The dean chose not to tell her vampire she regretted the promise. At the time, it had sounded justified. What did it matter if the girls were never to be contacted? The dean had been certain Silia would settle with her lover and birth a child and the great House Adane’s bloodline would continue. How wrong she’d been. Death was pursuing House Adane with great intensity, and she had no choice but to bring new life into it.

She studied the growing darkness. “We’ll retrieve the girl from Green Heights in a week.”

“What of the other one?”

“I’m afraid I don’t know where she is. It’s said she ran away from their foster home the day she turned eighteen.”

She glanced at him. To see if he was aware of this. It used to unsettle her how little their facial muscles moved, how their coal eyes cut into a stare and never blinked.

“Perhaps one is enough.” Her vampire remained impassive. “Their presence will cause some unpleasantness.”

The dean faced the window. “As all estranged things do.”

“True.” He considered. “I would enjoy having them in my class. Their mother was one of my brightest students.”

The tale of the girls’ parents was legend, but legend had a way of bearing tragedy.

“Do you wish me to collect her?” he asked.

“No, I will go.”

In the window’s reflection, a line marred his mahogany skin.

“You never leave Uxlay.”

“I’m afraid it’s necessary.”

“Why?”

The dean regained her seat, calm as she delivered the next piece of news. “Because Kidan Adane was detained for murder as of twenty-four hours ago.”

Pinpricks of light shone in her vampire’s black eyes. “Whose life did she take?”

“I don’t know yet. It’s quite odd, but Kidan Adane believes her sister did not run away. Instead, she’s convinced a vampire took June Adane. That they brought her here, to the university, against her will.”

Brows lowered, she studied him again. He wasn’t frowning. She marveled at how he’d settled into his old skin, handsome and stony as the day she met him. Her, nineteen. Him, five centuries old. She rubbed her wrinkled hand. Time was a frightening thing.

“I would know if June Adane was here,” he simply said.

“I thought so too. Surely if such a crime had taken place, you would have dealt with it in the appropriate manner.”

“Of course.” He showed no sign of offense at her inquiry. She valued this about him. He rarely took things personally. Nor did he ever lie. But these were strange times, and loyalty was the first casualty of change.

“How do you know all this?” he asked. “Surely having the girls followed and watched goes against the promise.”

Satisfied he’d passed her questioning, the dean gestured to the pile of letters sitting next to a carving of an animal—a small impala with two magnificent horns.

“Kidan Adane writes quite a lot, always begging Uxlay to return her sister. I have tried to find June, but the girl has disappeared. Unfortunately for Kidan, her aunt Silia made Uxlay the birthplace of all her nightmares.”
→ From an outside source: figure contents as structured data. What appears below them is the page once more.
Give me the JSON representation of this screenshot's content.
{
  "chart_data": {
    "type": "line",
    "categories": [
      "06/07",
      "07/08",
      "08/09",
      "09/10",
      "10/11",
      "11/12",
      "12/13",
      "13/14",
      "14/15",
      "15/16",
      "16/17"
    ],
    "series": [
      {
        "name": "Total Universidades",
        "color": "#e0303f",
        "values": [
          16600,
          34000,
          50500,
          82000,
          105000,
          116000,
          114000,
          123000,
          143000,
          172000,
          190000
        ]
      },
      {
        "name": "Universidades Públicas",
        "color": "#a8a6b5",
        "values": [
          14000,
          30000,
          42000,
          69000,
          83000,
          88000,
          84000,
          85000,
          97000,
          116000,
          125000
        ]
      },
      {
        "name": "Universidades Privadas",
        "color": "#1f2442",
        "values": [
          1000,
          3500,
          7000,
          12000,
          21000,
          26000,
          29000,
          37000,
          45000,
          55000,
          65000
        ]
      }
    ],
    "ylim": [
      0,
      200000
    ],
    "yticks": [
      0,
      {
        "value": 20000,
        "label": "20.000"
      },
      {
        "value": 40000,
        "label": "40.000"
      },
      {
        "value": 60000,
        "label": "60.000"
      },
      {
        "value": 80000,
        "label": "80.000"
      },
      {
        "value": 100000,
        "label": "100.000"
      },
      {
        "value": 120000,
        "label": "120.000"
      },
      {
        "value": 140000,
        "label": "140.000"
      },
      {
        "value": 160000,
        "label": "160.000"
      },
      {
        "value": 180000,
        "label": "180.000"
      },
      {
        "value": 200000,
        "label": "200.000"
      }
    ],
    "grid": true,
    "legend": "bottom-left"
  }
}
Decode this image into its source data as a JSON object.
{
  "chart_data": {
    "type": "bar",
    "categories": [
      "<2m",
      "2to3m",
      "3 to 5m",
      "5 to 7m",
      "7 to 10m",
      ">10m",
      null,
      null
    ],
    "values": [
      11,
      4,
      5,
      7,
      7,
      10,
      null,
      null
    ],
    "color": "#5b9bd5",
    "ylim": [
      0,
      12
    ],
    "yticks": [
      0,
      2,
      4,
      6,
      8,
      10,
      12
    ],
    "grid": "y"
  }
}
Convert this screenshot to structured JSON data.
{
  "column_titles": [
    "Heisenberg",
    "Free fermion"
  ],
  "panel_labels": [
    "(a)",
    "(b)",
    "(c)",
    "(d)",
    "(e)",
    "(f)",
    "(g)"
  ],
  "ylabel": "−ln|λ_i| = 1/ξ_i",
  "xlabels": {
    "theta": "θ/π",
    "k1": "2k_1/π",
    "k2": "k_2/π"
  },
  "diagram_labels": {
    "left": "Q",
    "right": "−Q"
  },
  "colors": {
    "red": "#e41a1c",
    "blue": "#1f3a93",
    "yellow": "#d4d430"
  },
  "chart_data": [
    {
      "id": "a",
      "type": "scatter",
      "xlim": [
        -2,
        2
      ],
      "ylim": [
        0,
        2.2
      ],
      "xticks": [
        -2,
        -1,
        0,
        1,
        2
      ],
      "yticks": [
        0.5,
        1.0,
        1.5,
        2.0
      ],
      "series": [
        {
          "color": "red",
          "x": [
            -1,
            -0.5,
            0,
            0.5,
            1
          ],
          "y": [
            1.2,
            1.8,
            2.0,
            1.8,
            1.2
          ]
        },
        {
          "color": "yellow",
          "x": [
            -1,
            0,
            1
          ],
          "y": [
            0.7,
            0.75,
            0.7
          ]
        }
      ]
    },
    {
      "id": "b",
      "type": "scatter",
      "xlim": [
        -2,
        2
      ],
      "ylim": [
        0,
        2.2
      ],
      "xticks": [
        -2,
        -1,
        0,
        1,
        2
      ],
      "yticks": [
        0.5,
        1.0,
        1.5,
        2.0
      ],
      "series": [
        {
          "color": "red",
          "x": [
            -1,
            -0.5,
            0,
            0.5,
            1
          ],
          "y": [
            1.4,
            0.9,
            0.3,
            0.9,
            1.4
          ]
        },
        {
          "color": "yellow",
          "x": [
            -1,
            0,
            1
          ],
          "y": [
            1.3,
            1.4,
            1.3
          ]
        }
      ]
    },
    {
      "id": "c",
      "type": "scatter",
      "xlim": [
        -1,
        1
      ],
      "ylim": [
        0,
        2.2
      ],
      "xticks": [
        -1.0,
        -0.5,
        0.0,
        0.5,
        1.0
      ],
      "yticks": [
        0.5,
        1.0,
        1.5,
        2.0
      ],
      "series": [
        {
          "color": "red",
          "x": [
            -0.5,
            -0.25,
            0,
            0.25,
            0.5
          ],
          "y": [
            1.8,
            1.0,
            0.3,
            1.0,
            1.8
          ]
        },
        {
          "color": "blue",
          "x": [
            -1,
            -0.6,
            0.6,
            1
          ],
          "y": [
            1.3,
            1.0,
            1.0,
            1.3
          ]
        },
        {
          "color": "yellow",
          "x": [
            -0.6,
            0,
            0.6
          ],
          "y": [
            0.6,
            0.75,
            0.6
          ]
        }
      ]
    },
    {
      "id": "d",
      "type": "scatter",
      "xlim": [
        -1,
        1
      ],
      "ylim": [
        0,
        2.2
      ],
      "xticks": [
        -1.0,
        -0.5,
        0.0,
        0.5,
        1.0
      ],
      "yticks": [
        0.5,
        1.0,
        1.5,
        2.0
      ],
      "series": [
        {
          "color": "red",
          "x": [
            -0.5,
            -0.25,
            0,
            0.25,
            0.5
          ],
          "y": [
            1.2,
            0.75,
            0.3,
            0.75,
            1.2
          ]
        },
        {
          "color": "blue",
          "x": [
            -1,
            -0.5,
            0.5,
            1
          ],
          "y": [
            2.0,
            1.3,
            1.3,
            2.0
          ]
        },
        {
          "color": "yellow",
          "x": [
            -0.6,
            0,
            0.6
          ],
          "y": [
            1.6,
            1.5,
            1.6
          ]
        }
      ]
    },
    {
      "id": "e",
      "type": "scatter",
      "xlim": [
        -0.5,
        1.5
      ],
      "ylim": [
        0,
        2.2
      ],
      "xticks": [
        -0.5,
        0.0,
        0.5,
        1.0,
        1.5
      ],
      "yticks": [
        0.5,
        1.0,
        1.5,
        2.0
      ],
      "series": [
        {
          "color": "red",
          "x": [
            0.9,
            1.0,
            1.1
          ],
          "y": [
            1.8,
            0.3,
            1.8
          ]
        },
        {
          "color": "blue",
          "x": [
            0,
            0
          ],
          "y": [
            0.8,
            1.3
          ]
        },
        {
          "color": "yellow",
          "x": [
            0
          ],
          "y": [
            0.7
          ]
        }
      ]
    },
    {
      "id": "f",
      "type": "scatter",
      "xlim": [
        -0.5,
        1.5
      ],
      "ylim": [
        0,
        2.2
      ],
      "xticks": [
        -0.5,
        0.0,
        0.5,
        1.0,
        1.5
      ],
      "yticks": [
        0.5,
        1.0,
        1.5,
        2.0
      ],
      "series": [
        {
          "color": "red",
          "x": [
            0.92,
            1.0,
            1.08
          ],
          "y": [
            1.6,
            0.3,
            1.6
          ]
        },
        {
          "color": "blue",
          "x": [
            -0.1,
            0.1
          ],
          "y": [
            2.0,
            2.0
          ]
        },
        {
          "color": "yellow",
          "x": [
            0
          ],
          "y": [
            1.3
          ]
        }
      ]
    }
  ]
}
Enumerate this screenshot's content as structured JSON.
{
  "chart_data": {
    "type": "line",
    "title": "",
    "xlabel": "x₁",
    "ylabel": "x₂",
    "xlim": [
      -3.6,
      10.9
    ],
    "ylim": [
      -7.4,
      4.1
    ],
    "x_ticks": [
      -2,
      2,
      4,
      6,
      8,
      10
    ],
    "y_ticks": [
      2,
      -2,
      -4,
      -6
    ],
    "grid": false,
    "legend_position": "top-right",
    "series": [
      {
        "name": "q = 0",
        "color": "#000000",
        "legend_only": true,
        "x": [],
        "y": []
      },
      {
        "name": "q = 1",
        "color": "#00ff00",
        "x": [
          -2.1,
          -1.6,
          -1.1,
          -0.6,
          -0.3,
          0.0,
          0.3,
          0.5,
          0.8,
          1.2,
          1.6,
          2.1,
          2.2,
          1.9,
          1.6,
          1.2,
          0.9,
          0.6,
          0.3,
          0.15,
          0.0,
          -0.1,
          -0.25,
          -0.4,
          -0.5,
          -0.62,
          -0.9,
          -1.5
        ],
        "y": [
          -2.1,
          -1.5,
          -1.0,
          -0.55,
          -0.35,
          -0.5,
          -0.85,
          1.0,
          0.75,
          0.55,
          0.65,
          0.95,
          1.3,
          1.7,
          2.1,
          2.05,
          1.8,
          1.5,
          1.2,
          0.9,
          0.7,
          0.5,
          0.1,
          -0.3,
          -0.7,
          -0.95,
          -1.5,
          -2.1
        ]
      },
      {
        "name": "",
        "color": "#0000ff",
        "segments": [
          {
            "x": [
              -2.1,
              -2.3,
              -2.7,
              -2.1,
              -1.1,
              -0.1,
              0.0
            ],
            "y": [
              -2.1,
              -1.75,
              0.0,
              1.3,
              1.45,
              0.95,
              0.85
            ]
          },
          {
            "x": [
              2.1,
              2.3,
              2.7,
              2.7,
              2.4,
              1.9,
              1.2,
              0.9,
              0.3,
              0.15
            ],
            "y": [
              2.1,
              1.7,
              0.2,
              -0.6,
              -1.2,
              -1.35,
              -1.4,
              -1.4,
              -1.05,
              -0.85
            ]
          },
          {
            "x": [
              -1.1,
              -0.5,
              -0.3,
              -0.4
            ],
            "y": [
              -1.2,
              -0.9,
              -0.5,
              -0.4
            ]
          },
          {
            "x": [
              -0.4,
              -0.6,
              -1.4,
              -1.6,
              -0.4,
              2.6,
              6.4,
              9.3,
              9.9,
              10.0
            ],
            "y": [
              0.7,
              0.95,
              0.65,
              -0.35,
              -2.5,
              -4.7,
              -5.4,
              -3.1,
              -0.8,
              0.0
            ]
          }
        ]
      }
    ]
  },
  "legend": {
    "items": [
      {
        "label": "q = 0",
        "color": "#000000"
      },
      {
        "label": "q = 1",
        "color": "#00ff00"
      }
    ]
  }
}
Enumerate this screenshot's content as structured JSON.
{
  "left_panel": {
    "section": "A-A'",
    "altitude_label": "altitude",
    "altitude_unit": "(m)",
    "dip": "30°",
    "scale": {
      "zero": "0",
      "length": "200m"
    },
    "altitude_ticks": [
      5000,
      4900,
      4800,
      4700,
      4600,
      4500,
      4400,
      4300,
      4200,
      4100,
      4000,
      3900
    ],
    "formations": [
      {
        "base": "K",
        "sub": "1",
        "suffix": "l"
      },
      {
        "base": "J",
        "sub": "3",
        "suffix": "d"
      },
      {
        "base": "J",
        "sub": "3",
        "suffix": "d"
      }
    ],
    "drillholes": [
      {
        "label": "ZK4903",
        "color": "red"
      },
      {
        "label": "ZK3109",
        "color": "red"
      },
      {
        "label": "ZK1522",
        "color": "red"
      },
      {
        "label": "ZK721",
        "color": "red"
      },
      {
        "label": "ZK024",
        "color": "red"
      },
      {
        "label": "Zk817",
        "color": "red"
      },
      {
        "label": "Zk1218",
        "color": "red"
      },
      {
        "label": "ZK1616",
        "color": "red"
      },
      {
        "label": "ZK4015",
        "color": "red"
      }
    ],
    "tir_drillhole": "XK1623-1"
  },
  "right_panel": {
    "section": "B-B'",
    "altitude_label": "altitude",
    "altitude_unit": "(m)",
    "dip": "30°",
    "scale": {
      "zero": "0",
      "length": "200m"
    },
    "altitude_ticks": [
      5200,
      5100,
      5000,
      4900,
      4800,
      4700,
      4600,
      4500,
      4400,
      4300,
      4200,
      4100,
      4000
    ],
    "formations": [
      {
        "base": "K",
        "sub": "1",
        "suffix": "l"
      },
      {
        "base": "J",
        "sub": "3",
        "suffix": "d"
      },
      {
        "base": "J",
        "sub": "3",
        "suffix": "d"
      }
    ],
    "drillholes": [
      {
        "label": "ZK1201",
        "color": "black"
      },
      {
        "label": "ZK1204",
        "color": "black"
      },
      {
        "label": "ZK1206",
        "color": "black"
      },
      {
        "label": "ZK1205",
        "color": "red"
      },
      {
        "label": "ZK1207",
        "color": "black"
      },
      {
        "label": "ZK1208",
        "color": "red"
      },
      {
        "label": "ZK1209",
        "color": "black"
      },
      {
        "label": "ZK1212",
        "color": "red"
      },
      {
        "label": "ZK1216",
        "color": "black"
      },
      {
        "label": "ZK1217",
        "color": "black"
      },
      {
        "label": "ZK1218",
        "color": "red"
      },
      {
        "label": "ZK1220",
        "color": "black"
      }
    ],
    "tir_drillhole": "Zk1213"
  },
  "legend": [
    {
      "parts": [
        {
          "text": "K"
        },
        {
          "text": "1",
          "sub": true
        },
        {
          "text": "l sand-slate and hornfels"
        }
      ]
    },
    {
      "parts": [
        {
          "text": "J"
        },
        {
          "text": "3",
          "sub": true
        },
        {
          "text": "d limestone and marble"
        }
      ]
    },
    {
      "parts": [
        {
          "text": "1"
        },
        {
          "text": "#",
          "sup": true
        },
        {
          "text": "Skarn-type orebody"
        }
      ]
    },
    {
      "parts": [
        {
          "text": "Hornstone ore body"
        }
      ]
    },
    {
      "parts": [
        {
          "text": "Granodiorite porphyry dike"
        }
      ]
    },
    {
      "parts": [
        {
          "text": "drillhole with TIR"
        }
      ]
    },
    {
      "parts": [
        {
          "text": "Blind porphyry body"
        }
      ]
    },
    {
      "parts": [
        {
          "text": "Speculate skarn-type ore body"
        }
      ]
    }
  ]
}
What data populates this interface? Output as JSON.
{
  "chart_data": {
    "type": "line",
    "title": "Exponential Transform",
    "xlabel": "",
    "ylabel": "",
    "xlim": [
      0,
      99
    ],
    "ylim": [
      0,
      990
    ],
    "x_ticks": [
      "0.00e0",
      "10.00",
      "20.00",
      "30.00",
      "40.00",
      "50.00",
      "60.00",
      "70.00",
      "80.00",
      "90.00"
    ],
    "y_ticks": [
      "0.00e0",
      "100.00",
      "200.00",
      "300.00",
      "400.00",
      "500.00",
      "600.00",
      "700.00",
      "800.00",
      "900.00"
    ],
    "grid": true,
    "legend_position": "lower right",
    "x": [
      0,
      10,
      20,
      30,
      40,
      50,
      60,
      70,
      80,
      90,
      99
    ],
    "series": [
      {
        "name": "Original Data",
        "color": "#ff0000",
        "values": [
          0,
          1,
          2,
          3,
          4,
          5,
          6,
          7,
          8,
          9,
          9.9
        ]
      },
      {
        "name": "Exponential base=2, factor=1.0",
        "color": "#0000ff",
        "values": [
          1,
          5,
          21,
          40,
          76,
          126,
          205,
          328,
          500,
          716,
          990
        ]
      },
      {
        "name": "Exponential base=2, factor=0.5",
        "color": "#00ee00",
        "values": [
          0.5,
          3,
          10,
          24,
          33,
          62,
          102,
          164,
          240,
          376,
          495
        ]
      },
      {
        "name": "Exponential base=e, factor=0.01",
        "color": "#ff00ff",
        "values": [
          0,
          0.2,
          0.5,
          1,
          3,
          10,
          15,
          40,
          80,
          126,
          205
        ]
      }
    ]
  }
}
He moved with the quickness of a shadow caught in light, careful not to touch the glass impala figurine before collecting the letters. The action made the dean’s lips curve slightly. Superstition caused most dranaics to avoid the beautiful antelope, in the same way it convinced students that rubbing a lion statue delivered strength. As the vampire read, his brow furrowed, a crease forming.

“You never responded?” he asked curiously.

“I kept my word.”

He had stood by her side for nearly forty years and still did not understand her promises, nor how she moved the earth to keep them. Skirting around her vows had made their life very difficult.

“What is different now?” he asked.

She studied one of the letters. Kidan’s words slipping into anger and plea in tandem, the sun and moon of a horrible loss.

“Mot sewi yelkal,” she responded in Aarac.

Death frees us from our previous selves.

In a very rare moment, her vampire’s lips lifted at one corner. It never failed to amuse him when his students quoted his lessons back to him. Especially when they lived long enough to understand their true meanings.